Figure 1: CEP Example with Window
Figure 1: CEP Example with Window

Conjunction

💡 Currently, it is not possible to create multi-conjunction or multi-sequence patterns.

The conjunction operator is a binary operator that expects a record (event) from stream1 and a record from stream2 to occur within a window, regardless of their temporal order. In the following, we apply the conjunction operator andWith to two logical streams. The output schema contains the attributes of both schemas with a prefix that identifies the origin stream.

Query::from("stream1")
.andWith(Query::from("stream2"))
.window(SlidingWindow::of(EventTime(Attribute("timestamp")),Minutes(5),Minutes(1)));
currently not supported

For the conjunction pattern above, the highlighted window of Figure 1 returns three matches, i.e., each record of stream2 combined with the record of stream1.

Sequence

The sequence operator is a binary operator that expects a record from stream1 and a record from stream2 to occur within a window. In contrast to the conjunction operator, the sequence operator is a temporal operator that requires the records to occur in the specified temporal order, i.e., the timestamp of record from stream1 is smaller than the timestamp of the record from stream2. In the following, we apply the sequence operator seqWith to two logical streams. The output schema contains the attributes of both schemas with a prefix that identifies the origin stream.

Query::from("stream1")
.seqWith(Query::from("stream2"))
.window(SlidingWindow::of(EventTime(Attribute("timestamp")),Minutes(5),Minutes(1)));
currently not supported

For the sequence pattern above, the highlighted window of Figure 1 returns two matches, i.e., the record of stream1 composed with each of the two subsequent records of stream2.

Disjunction

💡 Currently, it is not possible to apply a window operator to the disjunction pattern.

The disjunction operator is a binary operator that expects either a record from stream1 or a record from stream2 to occur within a window, regardless of any temporal order. Furthermore, the schema of both data streams has to be union compatible. If necessary, we can use projections to make the streams union compatible. In the following, we apply the disjunction operator orWith to two logical streams.

Query::from("stream1")
.orWith(Query::from("stream3"))
.window(SlidingWindow::of(EventTime(Attribute("timestamp")),Minutes(5),Minutes(1)));
currently not supported

For the disjunction pattern above, the highlighted window of Figure 1 returns the record of stream1 as a match.

Times

The times operator, also called iteration operator in CEP engines, is a unary operator that allows for the occurrence of multiple records of a stream in a sequence. In particular, NebulaStreamCEP allows for the following variants:

  • .times() The variant handles an unlimited amount of event occurrences but at least one record per window.

  • .times(n) This variant enables the specification of patterns that detect event sequences of n record in a window, where n > 0.

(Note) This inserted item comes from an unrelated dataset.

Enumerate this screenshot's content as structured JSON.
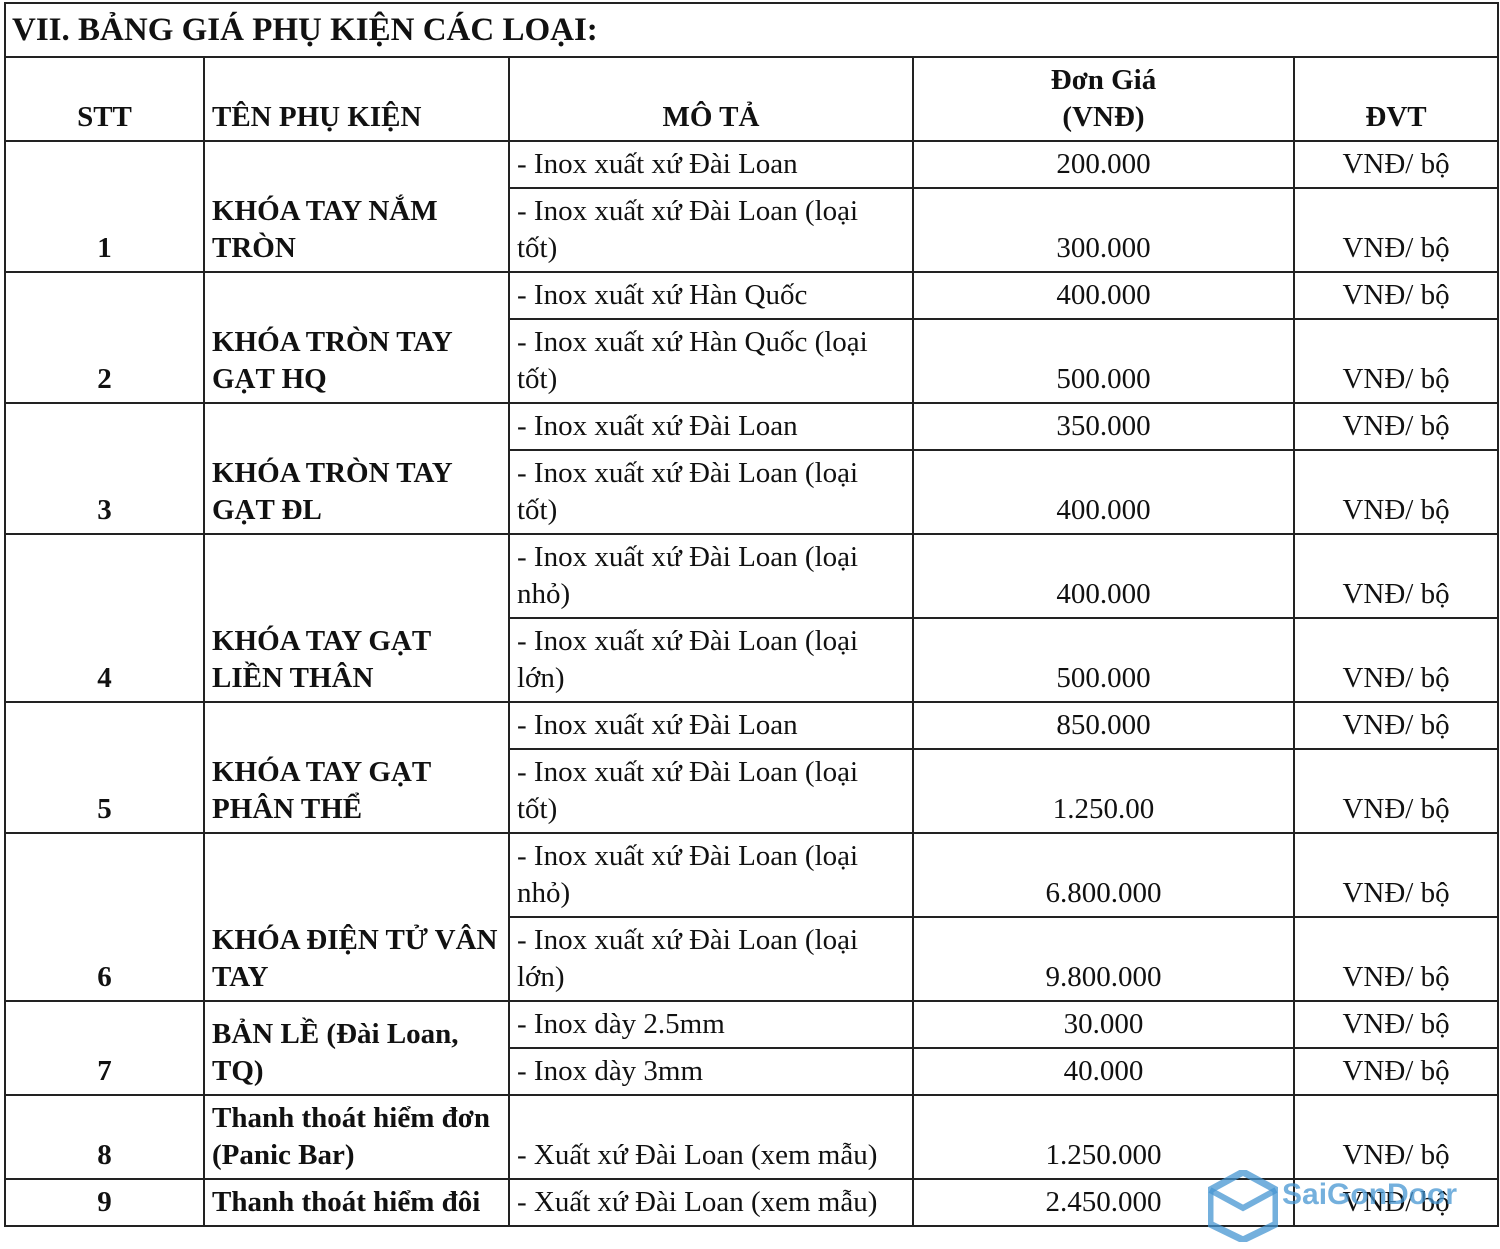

  • .times(n,m) This variant enables the specification of patterns that detect event sequences of n to m records in a window. (n,m > 0)

    • 💡 Note:
      • if n = 0, the result is equivalent to .times(n)
      • if m = 0, the result is an unbounded variant of the times operator that expects at least n occurrences of the specified event.

In the following, we apply variant .times(n,m) to a logical stream.

Query::from("stream2")
.times(3,10)
.window(SlidingWindow::of(EventTime(Attribute("timestamp")),Minutes(5),Minutes(1)));
currently not supported

For the iteration pattern above, the highlighted window of Figure 1 returns one matches, i.e., a record of count 3.

Not

💡 Not yet supported

Selection and Consumption Policies

NebulaStreamCEP supports the selection policy skip-till-any-match and the consumption policy non-consuming. The support of more restrictive policies is planned.